En attente de services de physiothérapie depuis cinq ans

Pays : CANADA
Institution : Protecteur du citoyen du Québec
Domaine d’intervention : Accès à la santé

Explication du problème

Une usagère dépose une plainte à l’égard d’un centre hospitalier. Après analyse, le Protecteur du citoyen constate qu’elle était en attente de services de physiothérapie dans ce centre hospitalier depuis 5 ans.

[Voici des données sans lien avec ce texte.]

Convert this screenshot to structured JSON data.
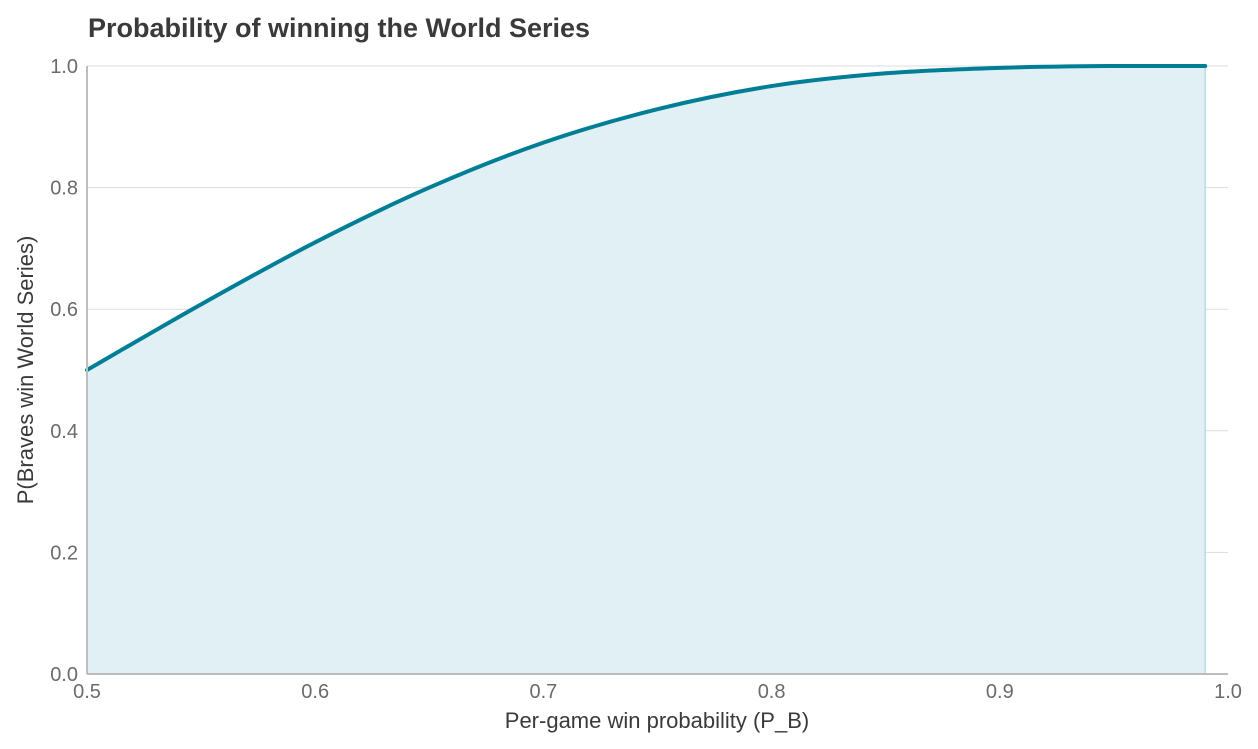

À la suite d’un préévaluation, la situation de l’usagère avait été jugée « semi-urgente ». On lui avait alors conseillé d’aller au privé car l’attente était très longue pour les personnes dans cette situation. En raison de la liste d’attente de plus de 600 usagers ayant une situation « urgente » bénéciait des services.

Intervention

L’enquête du Protecteur du citoyen a révélé que :

plus de 600 personnes attendaient afin d’obtenir les services d’un physiothérapeute;

Le Centre hospitalier ne disposait pas des ressources nécessaires en physithérapie pour réduire de façon significative les délais;

seuls les cas « urgents », ou ceux qui sont référés par la Commission de la santé et de la sécurité du travail sont traités rapidement en vertu d’une entente où leurs patients sont vus à l’intérieur d’un délai de 5 jours;

le Commissaire local aux plaintes et à la qualité des services avait prévenu la citoyenne qu’il était improbable que l’établissement puisse lui offrir les services de physiothérapie demandés. Il l ui conseillait de s’adresser à des cliniques privées de physiothérapie.

Résultats et suivi

Compte tenu que l’établissement agissait conformément à la Loi sur les services de santé et les services sociaux, au moyen d’une offre de services reflétant les ressources disponibles, le Protecteur du citoyen n’a fait aucune recommandation. Cependant, il demeure vigilant pour s’assurer de l’équité dans l’accès aux services entre les personnes qui ont les revenus suffisants pour avoir une assurance privée ou la capacité de se payer des services privés et les autres qui hésiteront à s’offrir ces services ou y renonceront, au détriment de leur état de santé.